Miscellanea

Security

TO DO:

• Describe Proof of Work vs Proof of Stake trade-offs

• Compare Khimaira with PoW and PoS

  • Security budget - more expensive to do 51% attack

  • Ability to recover from 51% attack

  • More robust randomness beacon

• Calculations of improved security

Sustainability

TODO:

• Outline the Hot Gates Protocol which is responsible for capping the energy requirements of the PoW component of Khimaira and to keep it proportional to the actual usage and adoption of the SPEAR network.

Data Availability

In a sharded network, not all validators will have a copy of each execution chain as that would defeat the purpose of sharding in the first place. This gives rise to the fisherman's dilemma otherwise known as the data availability problem - "not publishing data is not a uniquely attributable fault". In the case of the two scenarios below that uses fraud proofs, any node that becomes aware of the alarm only recently would not be able to tell whether it is the publisher or the fisherman that is malicious.
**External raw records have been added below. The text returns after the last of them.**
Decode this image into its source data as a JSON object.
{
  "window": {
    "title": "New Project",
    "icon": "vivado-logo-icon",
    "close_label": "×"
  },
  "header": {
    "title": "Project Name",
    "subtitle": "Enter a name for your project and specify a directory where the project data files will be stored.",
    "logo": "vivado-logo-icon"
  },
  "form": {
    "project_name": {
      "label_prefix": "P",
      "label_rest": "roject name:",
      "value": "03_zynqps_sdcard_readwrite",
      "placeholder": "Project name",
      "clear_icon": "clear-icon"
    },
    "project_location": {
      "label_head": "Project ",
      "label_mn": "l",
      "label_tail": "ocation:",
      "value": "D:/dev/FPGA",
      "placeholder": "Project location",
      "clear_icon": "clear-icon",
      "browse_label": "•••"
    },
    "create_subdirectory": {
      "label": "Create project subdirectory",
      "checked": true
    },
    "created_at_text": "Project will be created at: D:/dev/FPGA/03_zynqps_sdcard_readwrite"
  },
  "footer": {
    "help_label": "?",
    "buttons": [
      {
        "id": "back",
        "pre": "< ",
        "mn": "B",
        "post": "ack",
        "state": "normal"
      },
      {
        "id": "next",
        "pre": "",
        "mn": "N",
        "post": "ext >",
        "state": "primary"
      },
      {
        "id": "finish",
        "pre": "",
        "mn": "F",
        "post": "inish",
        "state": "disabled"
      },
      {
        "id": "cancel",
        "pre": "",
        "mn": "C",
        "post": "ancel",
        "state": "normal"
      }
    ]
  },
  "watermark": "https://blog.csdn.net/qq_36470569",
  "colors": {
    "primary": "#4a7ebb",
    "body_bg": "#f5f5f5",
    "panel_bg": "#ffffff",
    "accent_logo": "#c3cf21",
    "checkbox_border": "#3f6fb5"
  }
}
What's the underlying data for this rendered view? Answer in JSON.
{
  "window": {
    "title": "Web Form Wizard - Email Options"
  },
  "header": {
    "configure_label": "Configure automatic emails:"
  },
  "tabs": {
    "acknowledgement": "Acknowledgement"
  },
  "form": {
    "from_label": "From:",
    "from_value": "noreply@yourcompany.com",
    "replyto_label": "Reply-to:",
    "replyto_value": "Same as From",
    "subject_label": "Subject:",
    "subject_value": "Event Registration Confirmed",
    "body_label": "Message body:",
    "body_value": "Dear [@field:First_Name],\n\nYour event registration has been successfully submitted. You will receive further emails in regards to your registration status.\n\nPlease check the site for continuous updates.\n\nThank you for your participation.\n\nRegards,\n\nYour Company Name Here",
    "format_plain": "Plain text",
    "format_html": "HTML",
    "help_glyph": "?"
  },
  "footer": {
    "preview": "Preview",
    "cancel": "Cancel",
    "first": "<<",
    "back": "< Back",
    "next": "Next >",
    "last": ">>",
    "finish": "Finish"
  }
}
In the case of the SPEAR network, we are able to combat this for the Mora layer because the Stratos layer is explicitly designed to keep an eye on the block production process. All blocks created on the Block Production Chain are required to be submitted to the Checkpoint Chain for checking. If 1/3+ Block Producers are malicious and decide to withhold the publishing of block data, the Witnesses in the committee can vote to quarantine the suspected Block Producers so that they cannot become the block proposer during this epoch. The committee can then submit a proposal to slash the collateral of these Block Producers to be voted by Governance participants on the Apella layer.

The next problem is how we get around the data availability problem for the Stratos layer. Even though it is much more difficult for a malicious attacker to take control of a Witness committee for one particular shard by implementing random sampling with an uncapped number of potential validators that can be selected to be part of a committee, it is still not impossible for an adaptive adversary to control 1/3+ of Witnesses in a committee. To solve this we require the committee of each shard to submit transactions data together with attestations from the members of the committee as superblocks to the Chronicle Chain in such a way that it doesn't increase the storage burden of the nodes on the Apella layer. This would function as follows:

1. A member of the committee is chosen as the block proposer for a particular round to collect and verify a number of blocks produced for a particular shard's block production chain.

2. Using the Spearmint consensus mechanism, other Witnesses in the committee vote for the validity of this superblock by submitting attestations - digital signatures using their private key.

3. When a superblock receives attestations from 2/3+ of Witnesses, this superblock is then committed to their Checkpoint Chain.

4. The Witness that created the superblock also uploads it to a decentralized storage provider (either IPFS or Arweave) and submits the pointer to the Chronicle Chain including the pointer to the previous superblock.

5. All other capable nodes can review the provided superblocks on the Chronicle Chain and submits a proposal to slash potentially malicious actors via voting of the Judicial Governance committee.